Bis zum Abflug des Linienflugzeuges blieben noch fast zwei Stunden. Jemand anderer hätte sich vielleicht Vorwürfe gemacht, daß er so früh zum Flughafen gekommen war, aber Oskar hingegen kostete diesen Zeitreserve aus. Ohne zu eilen, trank er in einer Bar einen großen Espresso und einen kleinen Sekt, gab der Barfrau ein etwas großzügiges Trinkgeld und fuhr mit seinem Koffer zu einem Zeitungsstand; er konnte nicht widerstehen und kaufte aus reiner Eitelkeit außer zwei tschechischen Zeitungen auch eine englische, obwohl er nur allzu gut wußte, daß die Lektüre im Hinblick auf sein durchschnittliches Englisch eher eine aufreibende Qual als ein Vergnügen sein würde. Ein bißchen spürte er den Alkohol, den er getrunken hatte, und genau deshalb wählte er von den drei zuständigen Abfertigungspulten jenes aus, hinter dem die hübscheste Stewardess saß. Während der ganzen Zeit, als sie ihm die Bordkarte ausstellte, lächelte er sie an und flirtete sogar ein wenig mit ihr - aber seinen neuen Koffer, der auf dem Laufband in Richtung Bauch seines Flugzeuges verschwand, beobachtete er dabei mit dem ergriffenen Blick von Eltern, die ihr einziges Kind zur Abfahrt in ein Sommerlager begleiten.

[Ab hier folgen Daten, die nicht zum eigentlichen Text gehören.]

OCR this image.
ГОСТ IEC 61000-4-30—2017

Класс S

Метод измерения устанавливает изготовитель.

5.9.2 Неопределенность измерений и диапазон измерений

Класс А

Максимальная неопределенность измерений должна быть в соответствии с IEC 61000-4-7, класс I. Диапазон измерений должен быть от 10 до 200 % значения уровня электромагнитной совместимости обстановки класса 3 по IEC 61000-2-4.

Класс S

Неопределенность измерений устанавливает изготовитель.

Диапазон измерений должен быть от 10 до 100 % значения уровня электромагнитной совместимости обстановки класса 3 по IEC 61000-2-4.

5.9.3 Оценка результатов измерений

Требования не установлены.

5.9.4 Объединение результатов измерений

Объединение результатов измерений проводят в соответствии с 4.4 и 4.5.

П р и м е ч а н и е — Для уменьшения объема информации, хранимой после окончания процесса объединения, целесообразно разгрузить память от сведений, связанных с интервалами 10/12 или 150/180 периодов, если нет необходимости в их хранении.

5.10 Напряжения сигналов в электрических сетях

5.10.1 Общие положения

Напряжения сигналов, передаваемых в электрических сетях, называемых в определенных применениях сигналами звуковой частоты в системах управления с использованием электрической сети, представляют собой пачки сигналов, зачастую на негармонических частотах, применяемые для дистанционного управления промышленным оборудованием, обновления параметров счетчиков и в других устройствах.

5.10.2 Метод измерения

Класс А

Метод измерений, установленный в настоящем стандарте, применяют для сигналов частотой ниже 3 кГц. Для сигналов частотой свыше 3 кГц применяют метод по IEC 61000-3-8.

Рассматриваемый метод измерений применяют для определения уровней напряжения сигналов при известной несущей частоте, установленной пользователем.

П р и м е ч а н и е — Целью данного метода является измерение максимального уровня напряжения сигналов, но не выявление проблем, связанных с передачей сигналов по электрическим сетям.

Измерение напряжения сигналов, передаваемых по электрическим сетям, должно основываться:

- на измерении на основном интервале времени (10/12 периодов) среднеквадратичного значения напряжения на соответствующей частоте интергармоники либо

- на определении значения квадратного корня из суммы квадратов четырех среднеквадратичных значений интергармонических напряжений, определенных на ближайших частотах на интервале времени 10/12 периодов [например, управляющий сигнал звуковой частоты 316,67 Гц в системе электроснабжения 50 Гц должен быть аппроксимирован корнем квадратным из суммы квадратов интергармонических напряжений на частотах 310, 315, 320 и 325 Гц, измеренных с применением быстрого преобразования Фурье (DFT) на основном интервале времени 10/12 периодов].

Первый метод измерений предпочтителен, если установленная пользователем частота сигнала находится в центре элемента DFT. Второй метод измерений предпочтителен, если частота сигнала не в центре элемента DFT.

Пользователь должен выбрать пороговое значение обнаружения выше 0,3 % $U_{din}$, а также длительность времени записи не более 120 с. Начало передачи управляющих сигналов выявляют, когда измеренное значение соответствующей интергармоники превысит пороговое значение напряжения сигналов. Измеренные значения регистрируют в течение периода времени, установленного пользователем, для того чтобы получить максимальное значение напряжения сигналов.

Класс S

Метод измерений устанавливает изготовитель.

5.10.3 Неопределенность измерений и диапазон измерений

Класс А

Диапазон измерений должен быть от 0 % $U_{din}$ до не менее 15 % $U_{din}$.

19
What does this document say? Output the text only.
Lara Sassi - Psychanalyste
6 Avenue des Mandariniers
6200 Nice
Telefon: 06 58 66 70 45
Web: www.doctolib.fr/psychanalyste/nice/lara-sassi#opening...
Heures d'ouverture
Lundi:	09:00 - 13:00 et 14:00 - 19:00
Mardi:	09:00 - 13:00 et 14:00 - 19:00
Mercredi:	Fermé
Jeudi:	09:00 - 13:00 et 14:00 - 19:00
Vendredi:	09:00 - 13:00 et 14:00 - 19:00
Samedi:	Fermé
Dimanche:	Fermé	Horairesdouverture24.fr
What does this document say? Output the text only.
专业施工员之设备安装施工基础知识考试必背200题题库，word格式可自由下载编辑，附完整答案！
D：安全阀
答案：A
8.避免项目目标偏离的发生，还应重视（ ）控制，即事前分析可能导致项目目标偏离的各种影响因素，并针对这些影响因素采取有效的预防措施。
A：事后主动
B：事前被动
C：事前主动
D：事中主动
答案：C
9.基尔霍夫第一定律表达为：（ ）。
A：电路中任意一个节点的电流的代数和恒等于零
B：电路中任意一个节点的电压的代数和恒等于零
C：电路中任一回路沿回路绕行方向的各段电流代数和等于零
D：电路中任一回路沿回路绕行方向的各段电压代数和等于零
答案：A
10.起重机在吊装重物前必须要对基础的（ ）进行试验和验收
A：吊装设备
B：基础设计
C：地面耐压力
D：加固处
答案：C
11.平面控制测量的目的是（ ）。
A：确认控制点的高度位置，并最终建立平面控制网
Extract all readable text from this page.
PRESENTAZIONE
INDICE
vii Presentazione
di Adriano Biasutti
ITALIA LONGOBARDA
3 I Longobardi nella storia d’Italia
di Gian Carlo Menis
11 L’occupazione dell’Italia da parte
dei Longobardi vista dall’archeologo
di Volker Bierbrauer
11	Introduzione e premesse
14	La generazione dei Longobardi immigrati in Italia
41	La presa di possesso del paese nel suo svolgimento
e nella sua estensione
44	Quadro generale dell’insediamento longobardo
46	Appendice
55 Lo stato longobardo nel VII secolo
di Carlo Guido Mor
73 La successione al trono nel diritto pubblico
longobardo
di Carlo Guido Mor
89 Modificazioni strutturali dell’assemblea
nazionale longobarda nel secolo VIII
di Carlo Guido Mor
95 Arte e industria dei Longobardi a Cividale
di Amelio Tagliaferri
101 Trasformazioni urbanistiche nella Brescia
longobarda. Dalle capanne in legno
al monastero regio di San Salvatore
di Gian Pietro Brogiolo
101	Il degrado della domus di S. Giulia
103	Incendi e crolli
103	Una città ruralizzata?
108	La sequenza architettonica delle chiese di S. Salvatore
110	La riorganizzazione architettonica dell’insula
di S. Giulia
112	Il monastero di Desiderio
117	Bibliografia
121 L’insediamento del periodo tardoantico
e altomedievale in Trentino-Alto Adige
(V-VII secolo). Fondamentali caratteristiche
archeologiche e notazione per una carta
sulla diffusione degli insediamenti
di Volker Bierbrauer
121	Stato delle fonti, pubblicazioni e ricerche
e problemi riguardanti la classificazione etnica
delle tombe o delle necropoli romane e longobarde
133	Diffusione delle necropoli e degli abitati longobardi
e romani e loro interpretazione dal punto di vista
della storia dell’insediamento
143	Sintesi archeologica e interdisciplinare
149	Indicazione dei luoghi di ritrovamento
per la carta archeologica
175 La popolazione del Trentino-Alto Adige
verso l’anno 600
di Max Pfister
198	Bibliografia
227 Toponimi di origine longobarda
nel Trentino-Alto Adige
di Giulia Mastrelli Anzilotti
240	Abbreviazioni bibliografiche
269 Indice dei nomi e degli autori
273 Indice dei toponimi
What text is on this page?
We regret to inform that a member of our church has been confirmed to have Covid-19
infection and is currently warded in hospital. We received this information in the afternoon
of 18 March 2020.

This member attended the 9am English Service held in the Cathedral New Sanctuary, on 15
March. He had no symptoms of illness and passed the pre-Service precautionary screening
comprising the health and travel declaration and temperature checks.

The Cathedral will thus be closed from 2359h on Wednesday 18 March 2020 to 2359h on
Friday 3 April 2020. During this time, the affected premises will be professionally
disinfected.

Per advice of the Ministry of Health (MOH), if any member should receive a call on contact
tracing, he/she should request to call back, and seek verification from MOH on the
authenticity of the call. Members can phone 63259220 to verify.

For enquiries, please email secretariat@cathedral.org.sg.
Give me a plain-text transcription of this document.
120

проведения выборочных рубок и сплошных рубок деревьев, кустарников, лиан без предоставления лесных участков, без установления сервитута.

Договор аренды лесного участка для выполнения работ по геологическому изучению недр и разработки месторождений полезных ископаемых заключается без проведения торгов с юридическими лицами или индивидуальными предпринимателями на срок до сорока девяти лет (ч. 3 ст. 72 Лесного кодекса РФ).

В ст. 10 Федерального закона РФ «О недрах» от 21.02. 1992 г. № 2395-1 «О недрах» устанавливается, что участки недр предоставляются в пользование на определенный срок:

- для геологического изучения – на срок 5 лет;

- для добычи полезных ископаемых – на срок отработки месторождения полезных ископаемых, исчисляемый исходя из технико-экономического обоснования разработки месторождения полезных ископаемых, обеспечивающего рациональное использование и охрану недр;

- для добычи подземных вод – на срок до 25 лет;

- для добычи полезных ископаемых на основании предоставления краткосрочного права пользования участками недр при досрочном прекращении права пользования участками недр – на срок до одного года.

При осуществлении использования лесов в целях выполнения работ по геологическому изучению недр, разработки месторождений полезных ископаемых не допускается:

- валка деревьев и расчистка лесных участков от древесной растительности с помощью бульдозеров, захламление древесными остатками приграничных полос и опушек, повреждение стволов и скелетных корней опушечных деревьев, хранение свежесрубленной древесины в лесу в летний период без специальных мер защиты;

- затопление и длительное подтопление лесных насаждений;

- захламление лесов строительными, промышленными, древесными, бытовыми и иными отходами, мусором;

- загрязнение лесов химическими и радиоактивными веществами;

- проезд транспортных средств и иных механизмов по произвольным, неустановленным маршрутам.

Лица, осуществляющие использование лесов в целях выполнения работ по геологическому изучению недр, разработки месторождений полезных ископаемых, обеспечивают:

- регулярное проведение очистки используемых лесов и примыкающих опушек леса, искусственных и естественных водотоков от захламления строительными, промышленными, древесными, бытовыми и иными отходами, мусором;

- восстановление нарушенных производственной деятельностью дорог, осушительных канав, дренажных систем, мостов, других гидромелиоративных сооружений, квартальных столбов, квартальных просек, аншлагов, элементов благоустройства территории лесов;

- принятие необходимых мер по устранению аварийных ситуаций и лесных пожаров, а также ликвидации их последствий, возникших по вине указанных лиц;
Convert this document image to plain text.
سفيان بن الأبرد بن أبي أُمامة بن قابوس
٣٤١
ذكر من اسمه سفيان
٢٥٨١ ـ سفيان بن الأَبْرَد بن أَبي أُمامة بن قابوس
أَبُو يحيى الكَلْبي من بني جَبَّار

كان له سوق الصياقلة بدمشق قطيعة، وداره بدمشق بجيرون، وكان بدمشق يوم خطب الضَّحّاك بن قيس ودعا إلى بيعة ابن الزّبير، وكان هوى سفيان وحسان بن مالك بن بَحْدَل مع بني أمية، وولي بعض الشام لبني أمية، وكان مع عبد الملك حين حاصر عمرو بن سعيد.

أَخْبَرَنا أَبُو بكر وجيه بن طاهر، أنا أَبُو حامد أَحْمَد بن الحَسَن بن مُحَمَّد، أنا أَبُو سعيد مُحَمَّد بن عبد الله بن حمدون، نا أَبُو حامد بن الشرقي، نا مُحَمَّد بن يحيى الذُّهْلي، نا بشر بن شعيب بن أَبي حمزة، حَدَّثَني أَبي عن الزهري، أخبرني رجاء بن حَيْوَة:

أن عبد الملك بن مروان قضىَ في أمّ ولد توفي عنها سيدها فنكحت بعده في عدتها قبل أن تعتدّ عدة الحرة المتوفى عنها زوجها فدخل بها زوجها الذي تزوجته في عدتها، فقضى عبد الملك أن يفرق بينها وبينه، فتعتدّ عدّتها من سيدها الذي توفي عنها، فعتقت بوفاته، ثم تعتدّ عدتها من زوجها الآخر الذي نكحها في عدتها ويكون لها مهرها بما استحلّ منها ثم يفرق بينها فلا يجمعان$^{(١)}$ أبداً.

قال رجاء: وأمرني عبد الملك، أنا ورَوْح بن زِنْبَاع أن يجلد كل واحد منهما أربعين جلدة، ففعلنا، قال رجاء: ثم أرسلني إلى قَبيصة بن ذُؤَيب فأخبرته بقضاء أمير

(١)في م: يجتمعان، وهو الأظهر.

5. Zuzana kam sich in der Küche verlassen vor. Es befiel sie eine eigenartige Bangigkeit. Die Szene in der Früh tat ihr leid. Schon in dem Moment, als Oskar sauer wegging, machte sie sich Vorwürfe, wie sie sich benommen hatte. Nicht einmal ade hatte sie ihm gesagt - sie lief rasch zum Fenster im Schlafzimmer, um ihm wenigstens zuzuwinken, aber er hatte sich nicht mehr umgeblickt. Er sah nur zu, wie der Taxifahrer seinen Koffer einlud, und stieg dann gleich ein. Das neue Sakko stand ihm gut. Sie beschloß, die ganze Wohnung ordentlich zu putzen und Oskar übermorgen einen netten Empfang zu bereiten. Sie würde eine Flasche Wein kaufen und etwas Gutes kochen, sagte sie sich, aber diese seltsame Bangigkeit wollte nicht vergehen. Sie rief nach dem Sohn, der in seinem Zimmer spielte.

"An welchem Fluß und in welchem Land liegt Hamburg?" fragte sie ihn fröhlich, als er zu ihr in die Küche kam. Es war ein hübscher elfjähriger Junge mit dunkelbraunen Augen. "Rasch! Wer die richtige Antwort weiß, kriegt Kartoffelpuffer zum Mittagessen."

Kartoffelpuffer waren sein Lieblingsessen.

"In Deutschland," sagte der Sohn. "Aber den Fluß weiß ich nicht."

"An der Elbe doch. Und du kriegst nichts zum Abendessen," neckte sie ihn.

Sie begann, ihn unter der Achsel zu kitzeln, und er wehrte sich, obwohl er nicht kitzlig war.

"Mami!"

Er schob sie weg, runzelte zum Schein die Stirn, aber durch seinen finsteren Ausdruck blitzte dabei praktisch die ganze Zeit ein flüchtiges Lächeln durch.

"Reibst du mir die Kartoffeln?"

Er machte ein verdrossenes Gesicht, nahm aber das Zusammensetzen der Küchenmaschine mit sichtbarem Elan in Angriff. Mit einem Lächeln beobachtete sie, wie geschickt er die Reibe auf die Aufsatzschraube setzte, fühlte dann aber, daß ihre Augen feucht wurden. Sie trat von hinten an den Sohn heran, umarmte ihn und drückte ihn so stark an sich, daß er laut aufjaulte - was beide zum Glück zum Lachen brachte.